Das ist eine Ablaßvorstellung, die nach kirchlicher Auffassung frühestens 1477 eingeführt
wurde."
Im selben Gesang sagt Dante: "Zieht man bei Daniel die Tausender ab" – statt 1260 und
1290 wären 260 und 290 als Jahreszahlen zu lesen – dann würden sie eher stimmen,
„damit die Straße mit der Zeit sich kürze.“
Dante erlebt nach seinen labyrinthischen Wanderungen durch Hölle und Fegefeuer, wo
ihm nur heidnische Gestalten begegnet sind, endlich himmlische Gefilde und bittet im 1.
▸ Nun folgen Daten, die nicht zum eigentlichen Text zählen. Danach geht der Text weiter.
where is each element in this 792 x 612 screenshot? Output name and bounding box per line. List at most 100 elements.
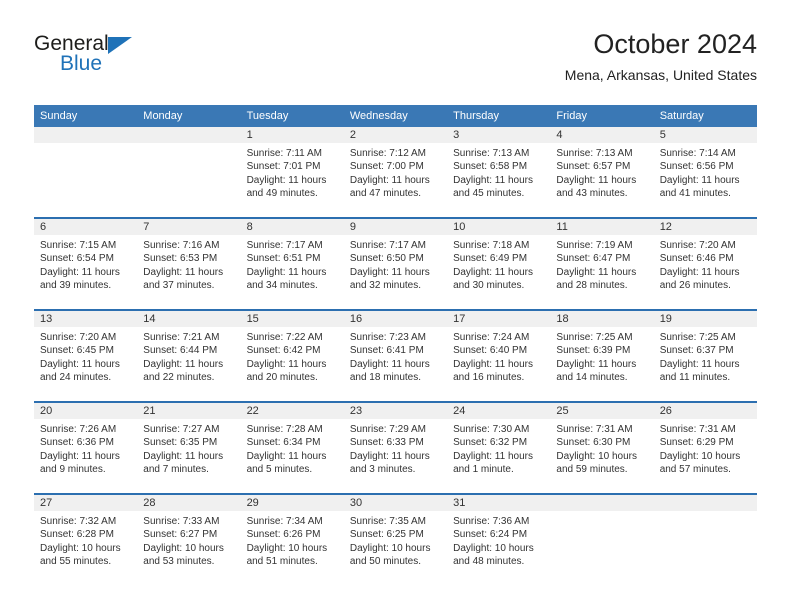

Gesang Apoll, „den frohen Gott von Delphi“, um seinen Beistand. Können wir uns das in
der Zeit der Scholastiker vorstellen? Das ist doch echte Renaissance, die wir nördlich der
Alpen um 1500 ansiedeln!

Man schaue sich bitte noch einmal die Darstellungen an, die große Künstler der
Renaissance von Dante schufen! Es sind lebensnahe Portraits, als habe Dante selbst
Modell gesessen. Idealbilder längst Verstorbener sehen anders aus (siehe den ersten
Artikel zu Dante, hier zwei neue Beispiele am Anfang und Ende des kurzen Beitrags).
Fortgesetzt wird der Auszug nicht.